Eric rose stiffly to his feet. ‘Fuck that,’ he said.

‘Nancy,’ I said, materializing at her elbow. ‘Weren’t you going to show me your drawings?’

Back in Nancy’s room I easily found the portfolio Mindy had mentioned resting on the bookshelf next to a basket of postcards that Nancy – or one of her family members – had been saving.

Mindy had been right. The pencil drawings were perfection. I recognized Nancy’s dog, Rosco, the Buddah in the garden and a magnificent tulip poplar. For the poplar, she’d used the sides of the paper to draw closeups of its four-lobed, heart-shaped leaves and its distinctive tulip-shaped blossoms. There were seven drawings of the tree in all, but one in particular captured my attention. Standing under the umbrella of its branches, pressed up against its slightly furrowed bark, a couple stood, locked in an embrace. The woman’s back was to the artist, while the man’s head was bowed. His hair had been meticulously rendered – Nancy’d drawn every strand – and it certainly could be Masud, but in spite of the detail, the couple was too far away to identify.

Holding the drawing I wandered over to the window and pulled the drapes aside. In a corner formed by the hedge of the Tranquility Garden where it met the wall of the secret garden the dementia patients used stood a lush tulip poplar, a twin to the one in the drawing in my hand. A perfect spot for a rendezvous, I thought, tucked out of sight of anyone except the patients here in the memory unit. If they noticed any hanky-panky, who were they going to tell? And who would believe them?

I leaned forward, propped my elbows up on the sill, laced my fingers and rested my chin on top of them. ‘The garden’s really beautiful at this time of year, don’t you think so?’
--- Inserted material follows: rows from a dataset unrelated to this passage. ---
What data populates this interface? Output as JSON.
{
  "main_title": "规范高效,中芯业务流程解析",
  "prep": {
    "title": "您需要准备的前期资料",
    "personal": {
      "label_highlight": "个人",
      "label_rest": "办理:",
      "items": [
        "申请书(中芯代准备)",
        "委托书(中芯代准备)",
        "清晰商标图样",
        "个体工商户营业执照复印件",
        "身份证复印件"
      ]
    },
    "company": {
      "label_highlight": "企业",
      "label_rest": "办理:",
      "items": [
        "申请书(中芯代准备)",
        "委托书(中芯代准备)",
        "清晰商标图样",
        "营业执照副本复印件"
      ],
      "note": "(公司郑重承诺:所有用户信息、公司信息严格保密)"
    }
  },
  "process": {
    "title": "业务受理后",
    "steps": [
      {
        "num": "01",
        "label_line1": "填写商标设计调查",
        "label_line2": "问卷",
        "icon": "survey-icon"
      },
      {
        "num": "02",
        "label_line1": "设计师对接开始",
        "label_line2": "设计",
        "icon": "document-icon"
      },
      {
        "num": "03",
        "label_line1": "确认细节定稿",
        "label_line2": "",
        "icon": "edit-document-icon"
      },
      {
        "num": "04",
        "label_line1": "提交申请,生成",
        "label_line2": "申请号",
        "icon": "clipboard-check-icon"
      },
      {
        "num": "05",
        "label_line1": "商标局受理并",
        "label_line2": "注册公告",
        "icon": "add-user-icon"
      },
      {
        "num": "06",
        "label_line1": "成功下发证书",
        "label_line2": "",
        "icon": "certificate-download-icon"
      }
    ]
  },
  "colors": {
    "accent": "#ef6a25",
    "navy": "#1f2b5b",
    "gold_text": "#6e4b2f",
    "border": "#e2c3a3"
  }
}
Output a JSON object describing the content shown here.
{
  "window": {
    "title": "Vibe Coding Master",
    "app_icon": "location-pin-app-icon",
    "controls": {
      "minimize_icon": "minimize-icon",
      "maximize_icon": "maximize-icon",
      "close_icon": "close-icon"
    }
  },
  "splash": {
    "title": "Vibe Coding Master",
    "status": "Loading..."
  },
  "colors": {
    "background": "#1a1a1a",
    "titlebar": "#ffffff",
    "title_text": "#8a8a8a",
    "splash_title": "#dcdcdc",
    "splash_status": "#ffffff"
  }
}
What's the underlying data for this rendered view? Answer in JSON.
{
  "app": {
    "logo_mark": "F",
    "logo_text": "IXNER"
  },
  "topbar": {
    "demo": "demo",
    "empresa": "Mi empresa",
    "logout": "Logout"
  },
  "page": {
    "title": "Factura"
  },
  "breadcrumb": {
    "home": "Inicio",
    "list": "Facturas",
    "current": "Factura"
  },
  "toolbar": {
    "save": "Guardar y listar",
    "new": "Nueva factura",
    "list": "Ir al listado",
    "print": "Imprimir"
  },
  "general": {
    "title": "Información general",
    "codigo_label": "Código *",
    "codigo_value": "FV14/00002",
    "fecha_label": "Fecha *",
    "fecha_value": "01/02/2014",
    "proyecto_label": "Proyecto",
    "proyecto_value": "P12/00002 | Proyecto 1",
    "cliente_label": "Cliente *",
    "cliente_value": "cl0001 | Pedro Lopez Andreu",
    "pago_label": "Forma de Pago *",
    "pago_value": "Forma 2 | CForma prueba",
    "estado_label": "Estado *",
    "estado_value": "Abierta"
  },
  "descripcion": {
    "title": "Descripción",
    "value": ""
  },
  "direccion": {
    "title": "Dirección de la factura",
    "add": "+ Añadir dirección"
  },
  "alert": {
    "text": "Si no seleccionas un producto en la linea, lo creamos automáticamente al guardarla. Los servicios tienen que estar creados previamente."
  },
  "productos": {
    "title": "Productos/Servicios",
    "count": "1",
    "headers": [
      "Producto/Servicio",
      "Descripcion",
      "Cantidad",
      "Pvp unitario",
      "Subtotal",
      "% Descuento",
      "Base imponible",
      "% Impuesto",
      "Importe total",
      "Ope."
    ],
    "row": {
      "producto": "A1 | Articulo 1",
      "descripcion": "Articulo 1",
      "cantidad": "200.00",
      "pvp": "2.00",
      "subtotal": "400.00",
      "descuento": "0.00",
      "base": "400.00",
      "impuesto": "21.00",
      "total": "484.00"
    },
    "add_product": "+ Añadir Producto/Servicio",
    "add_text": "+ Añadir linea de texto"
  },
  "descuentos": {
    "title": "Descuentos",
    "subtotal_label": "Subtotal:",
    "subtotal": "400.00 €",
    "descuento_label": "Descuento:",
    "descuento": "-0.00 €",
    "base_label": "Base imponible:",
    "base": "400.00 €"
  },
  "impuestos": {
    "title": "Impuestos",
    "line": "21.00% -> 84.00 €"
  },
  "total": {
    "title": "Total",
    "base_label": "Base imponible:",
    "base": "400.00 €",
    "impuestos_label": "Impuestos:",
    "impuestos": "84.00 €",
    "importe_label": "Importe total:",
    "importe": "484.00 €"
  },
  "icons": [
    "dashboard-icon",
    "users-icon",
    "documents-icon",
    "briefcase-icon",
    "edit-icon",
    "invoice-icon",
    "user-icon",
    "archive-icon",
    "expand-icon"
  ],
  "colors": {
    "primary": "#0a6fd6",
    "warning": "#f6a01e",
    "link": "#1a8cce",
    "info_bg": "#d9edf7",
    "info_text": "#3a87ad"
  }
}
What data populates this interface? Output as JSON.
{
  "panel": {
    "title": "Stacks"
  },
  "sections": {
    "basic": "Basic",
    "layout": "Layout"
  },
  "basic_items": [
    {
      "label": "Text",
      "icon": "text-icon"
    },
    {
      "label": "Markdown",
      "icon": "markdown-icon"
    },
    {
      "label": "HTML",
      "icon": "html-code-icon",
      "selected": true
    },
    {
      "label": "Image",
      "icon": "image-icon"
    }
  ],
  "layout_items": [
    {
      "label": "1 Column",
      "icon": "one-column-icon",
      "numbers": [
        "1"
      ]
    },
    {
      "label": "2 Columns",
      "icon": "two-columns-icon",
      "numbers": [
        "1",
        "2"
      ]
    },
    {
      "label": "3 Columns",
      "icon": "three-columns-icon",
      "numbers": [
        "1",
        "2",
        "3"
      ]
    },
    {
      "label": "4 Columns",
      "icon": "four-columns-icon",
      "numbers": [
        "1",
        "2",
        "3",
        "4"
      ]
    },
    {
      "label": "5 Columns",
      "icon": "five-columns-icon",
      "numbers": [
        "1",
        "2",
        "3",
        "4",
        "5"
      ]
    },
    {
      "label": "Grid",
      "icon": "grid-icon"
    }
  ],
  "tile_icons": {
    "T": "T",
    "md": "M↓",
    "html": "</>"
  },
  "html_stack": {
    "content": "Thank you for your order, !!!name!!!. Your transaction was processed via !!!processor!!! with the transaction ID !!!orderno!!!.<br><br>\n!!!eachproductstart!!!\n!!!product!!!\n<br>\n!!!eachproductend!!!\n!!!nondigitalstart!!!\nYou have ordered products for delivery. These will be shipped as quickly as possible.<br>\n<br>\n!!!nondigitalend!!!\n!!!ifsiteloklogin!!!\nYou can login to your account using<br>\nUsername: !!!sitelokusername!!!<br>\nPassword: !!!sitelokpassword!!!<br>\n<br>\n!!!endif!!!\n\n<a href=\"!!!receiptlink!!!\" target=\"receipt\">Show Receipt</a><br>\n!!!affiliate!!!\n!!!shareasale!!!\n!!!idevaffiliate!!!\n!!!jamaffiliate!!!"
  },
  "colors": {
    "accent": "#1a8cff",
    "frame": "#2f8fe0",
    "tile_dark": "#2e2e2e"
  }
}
‘I love gardens,’ Nancy said. ‘But Frank does the weeding because my knees are so bad.’

‘I don’t see Frank in the garden today. I wonder where he is?’

Nancy tapped the glass. ‘He likes it there.’

‘Where?’ I asked her. ‘By the cherry tree?’

‘No, the liriodendron tulipifera.’

‘Ah, the tulip poplar. Does he stand there often, Frank, I mean?’

‘It is what it is,’ she said cryptically. Suddenly she turned to me, her eyes wide and wild. ‘Where’s Frank?’

I reached out and patted her hand. Poor Nancy. If Jerry wasn’t where she could actually see him it was as if ‘Frank’ had vanished. Although sometimes yesterday made an appearance, tomorrow, tonight, this afternoon, soon… those concepts seemed foreign to her. ‘You ate breakfast with Frank,’ I fibbed, and hated myself for doing it. ‘He’s probably in the bathroom.’